A simple approach was taken to monitor changes in proteostasis by assessing polyglutamine aggregation and providing a framework that can be used for high throughput applications. Scoring a phenotype such as the number of aggregates by I can become subjective. Automating aggregate counting allows us to eliminate such bias, increase throughput and reproducibility.
This method helps to identify bacterial genes contributing to host proteostasis disruption. Understanding individual bacterial genes contribution will help us understand its implication in the pathogenesis of diseases like Alzheimer's, Parkinson's, and Huntington's. Begin by removing the plates containing worms from the freezer and letting them thaw at room temperature.
Then wipe away excess condensation and remove the lid prior to imaging. Use the microscope settings with exposure time 500 milliseconds, magnification of 40 X with 0.63 X camera adapter, and GFP intensity set to 100%during image capture. Now adjust the transmitted light controls until the worms appear brightly illuminated in comparison to the dark background, avoiding overexposure.

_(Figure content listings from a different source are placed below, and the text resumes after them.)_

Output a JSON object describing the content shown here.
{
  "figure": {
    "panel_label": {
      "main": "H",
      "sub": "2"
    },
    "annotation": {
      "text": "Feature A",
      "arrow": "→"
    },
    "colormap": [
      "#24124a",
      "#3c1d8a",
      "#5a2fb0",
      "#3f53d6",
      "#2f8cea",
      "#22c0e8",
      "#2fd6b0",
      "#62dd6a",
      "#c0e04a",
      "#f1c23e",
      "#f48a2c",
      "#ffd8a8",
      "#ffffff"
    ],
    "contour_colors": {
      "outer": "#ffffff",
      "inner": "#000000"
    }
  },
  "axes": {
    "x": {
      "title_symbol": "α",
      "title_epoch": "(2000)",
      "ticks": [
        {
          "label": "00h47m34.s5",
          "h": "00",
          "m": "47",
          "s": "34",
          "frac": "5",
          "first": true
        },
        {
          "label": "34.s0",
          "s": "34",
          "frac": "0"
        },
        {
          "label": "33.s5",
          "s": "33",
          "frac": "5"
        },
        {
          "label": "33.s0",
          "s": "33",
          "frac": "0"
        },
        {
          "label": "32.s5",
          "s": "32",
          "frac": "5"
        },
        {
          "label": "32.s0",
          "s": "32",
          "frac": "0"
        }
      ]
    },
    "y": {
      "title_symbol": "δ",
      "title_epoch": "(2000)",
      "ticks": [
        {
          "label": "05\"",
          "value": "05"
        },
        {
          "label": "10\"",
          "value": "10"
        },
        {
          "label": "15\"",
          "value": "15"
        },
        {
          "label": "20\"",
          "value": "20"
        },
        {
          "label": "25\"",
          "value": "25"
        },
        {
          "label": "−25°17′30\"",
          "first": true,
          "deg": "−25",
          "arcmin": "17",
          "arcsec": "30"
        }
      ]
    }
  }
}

Alter the positions of worms within the well to prevent excessive clumping by using a 10 microliter pipette tip to gently push worms into the desired position. Set the channel to GFP filter for establishing a focal plane for both images. Capture a bright field image.
Take a corresponding fluorescence image without disturbing the plate, or changing the focus of the microscope. Now to assess the images, first download the CellProfiler. Open the software, and drag and drop the images of interest into the images box.
Click on the images in the file list to open them. Select the magnifier glass to highlight a region of interest and the arrow icon to measure the length of both worms and aggregates. Hover over the desired object to determine its intensity value, which can be seen on the bottom portion of the screen.
To utilize the CellProfiler image analysis pipeline, name the image pairs properly as described in the text manuscript after downloading the CellProfiler from the official website. Download the pipeline and upload it into CellProfiler by selecting file, import, and pipeline from file. Select the untangled worms module to open its settings to load a training set used to identify worms in the untangled worms module.
Then identify training set file name. Select the upload file icon and upload the supplemental file too. Upload images by selecting the images module in the top left corner.
And then drag and drop properly named images. Prior to analyzing the images, select the desired output folder that will be used to store the results by clicking on the output settings button located near the bottom left hand corner of the program. Then select the folder icon to the right of the default output to choose the desired output location.
Select the analyze images icon to begin image analysis. If the analysis takes too long to complete and is stuck processing a single image, then abort the run and identify the unprocessed image by sorting through the output folder, and noting which image name is not found. Following complete analysis, the software will organize the results into an Excel spreadsheet containing individual worms in column N, and the respective number of aggregates in column K.Download the metadata organizer to conveniently organize data from the output CSV file from CellProfiler.
For Windows OS, locate the downloaded file and extract it to the desired location. Locate and open the extracted folder named gui_Windowsos_64x. And launch the application by clicking on the GUI application icon.
A prompt may open requesting permission to run. Select more info and then click on run anyway. The metadata organizer is now ready to drag and drop CellProfiler output CSV files.
For Mac OS, locate the downloaded file and extract the file metadata organizer application file. Open the extracted folder found in downloads. Right click on the GUI application and select open.
A prompt will appear asking for permission to open due to the lack of an official license. Select open. Once your metadata organizer application is open in the respective OS, click on upload your files here, or drag and drop the desired CellProfiler CSV files.
Click on the organize button, which will bring the user to a new screen with a download files button. Click on the button and select the desired location to save the output file. The output file will appear as the original file name with _organized extension added to the file name.
In the presence of FUDR, worms that were fed various bacteria had a more consistent body size which allowed more uniform and accurate worm detection, thus solving the problem of overcrowding. Freezing the worms improved polyQ aggregate detection by eliminating the background fluorescence, as well as the accuracy of automated counting comparable to manual counting. Inverted brightfield illumination was used to detect the whole C.elegans and GFP channel to image polyQ YFP aggregates.
Worm detection, untangling, and aggregate quantification for each worm were done by applying an optimized CellProfiler image processing pipeline, which allows obtaining the number of aggregates per individual worm. The difference between the efficacy of automated aggregate quantification and by using the CellProfiler pipeline was minimal, indicating that the automated method can be applied to large scale screens. Out of 90 bacterial strains tested, colonization of C.elegans intestine with one candidate showed a significant decrease in the number of aggregates.
The confirmation experiments by manual counting revealed that none of the mutants, including the one that significantly decreased the number of aggregates affected the polyQ aggregation. Researchers who decide to use this framework should understand that the steps outlined are not absolute. Modification and a fundamental understanding of how to manipulate CellProfiler are essential for success.
Additional biochemical approaches such as western blotting can be used to confirm polyQ aggregation.